Я понимаю раздражение Ягодкина. Так и должен вести себя любой сохраняющий свое достоинство человек, непричастный к описанной в письме ситуации. Не он создал ее в поликлинике, не он виноват в ней, так почему же интересуются его прошлым, явно не имеющим к ней отношения? Но мой тон и настойчивость все же побуждают его отвечать.

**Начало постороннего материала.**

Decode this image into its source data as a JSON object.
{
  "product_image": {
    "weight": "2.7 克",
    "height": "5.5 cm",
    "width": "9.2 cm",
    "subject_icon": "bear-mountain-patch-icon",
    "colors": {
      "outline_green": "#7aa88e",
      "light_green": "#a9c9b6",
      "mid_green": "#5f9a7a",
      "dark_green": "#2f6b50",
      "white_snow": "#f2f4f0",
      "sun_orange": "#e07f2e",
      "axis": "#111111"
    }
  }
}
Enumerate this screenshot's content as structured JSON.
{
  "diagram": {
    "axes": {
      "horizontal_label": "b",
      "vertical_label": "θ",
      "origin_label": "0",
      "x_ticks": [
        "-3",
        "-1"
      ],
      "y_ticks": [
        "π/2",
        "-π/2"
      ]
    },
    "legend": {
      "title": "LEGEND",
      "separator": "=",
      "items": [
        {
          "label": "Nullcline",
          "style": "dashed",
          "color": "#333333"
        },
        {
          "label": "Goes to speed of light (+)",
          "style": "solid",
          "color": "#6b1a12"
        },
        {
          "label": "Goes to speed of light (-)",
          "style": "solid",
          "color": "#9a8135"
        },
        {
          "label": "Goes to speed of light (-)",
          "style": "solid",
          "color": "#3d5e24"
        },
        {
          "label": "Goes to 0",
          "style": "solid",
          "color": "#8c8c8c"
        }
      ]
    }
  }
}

– На Юго-Западном фронте с начала войны. Призван в Минске, – он называет военкомат, часть, куда был направлен, имена командиров полка и роты. – Начал войну рядовым, кончил служить старшим лейтенантом. Имею два ордена. Снят с учета в сорок третьем году по свидетельству медицинской комиссии о негодности к военной службе. После ранения два года не мог ходить: так было повреждено колено. Передвигался на костылях, потом с палочкой, да и теперь хромаю. А как воевал, спросите у моего ротного. Сейчас он под Москвой, директор дома отдыха в Старой Рузе.
– А после войны где работали? – спрашивает Жирмундский.
– Сначала учился.
– В Минске?
– В Минске уже никого у меня не было. Отец и мать погибли в эвакуации. Товарищи помогли устроиться в Москве, поступил в Московский стоматологический. По стопам отца – он тоже был протезистом. На этом, я думаю, моя биография исчерпана, – иронически заключает Ягодкин. – Думал помочь опознать врага, а вышло, что сам на допрос попал.
– Неужели вы не понимаете разницы между допросом и товарищеской беседой? – говорю я. – Вы действительно помогли нам, и не только тем, что написали о происшествии в поликлинике. До этого разговора вы были в наших глазах лишь автором заинтересовавшего нас письма, теперь же мы узнали человека, которому не стыдно рассказать о прожитых годах. Вот так, товарищ Ягодкин. Ну а сейчас мы займемся фотороботом. У вас есть еще время? В лаборатории мы отнимем у вас не более получаса.
А затем мы сообща создавали портрет искомого иностранца. На экране в темном зале плыли перед нами высокие лбы, прически с короткой стрижкой, щеки с различной степенью пухлости, носы с горбинкой. Ягодкин отбирал, отвергая и подтверждая.
Наконец портрет составлен.
– Похож? – спрашиваем мы у Ягодкина.
– Никогда не думал, что могу описать его так наглядно.
На этом и заканчивается наша встреча.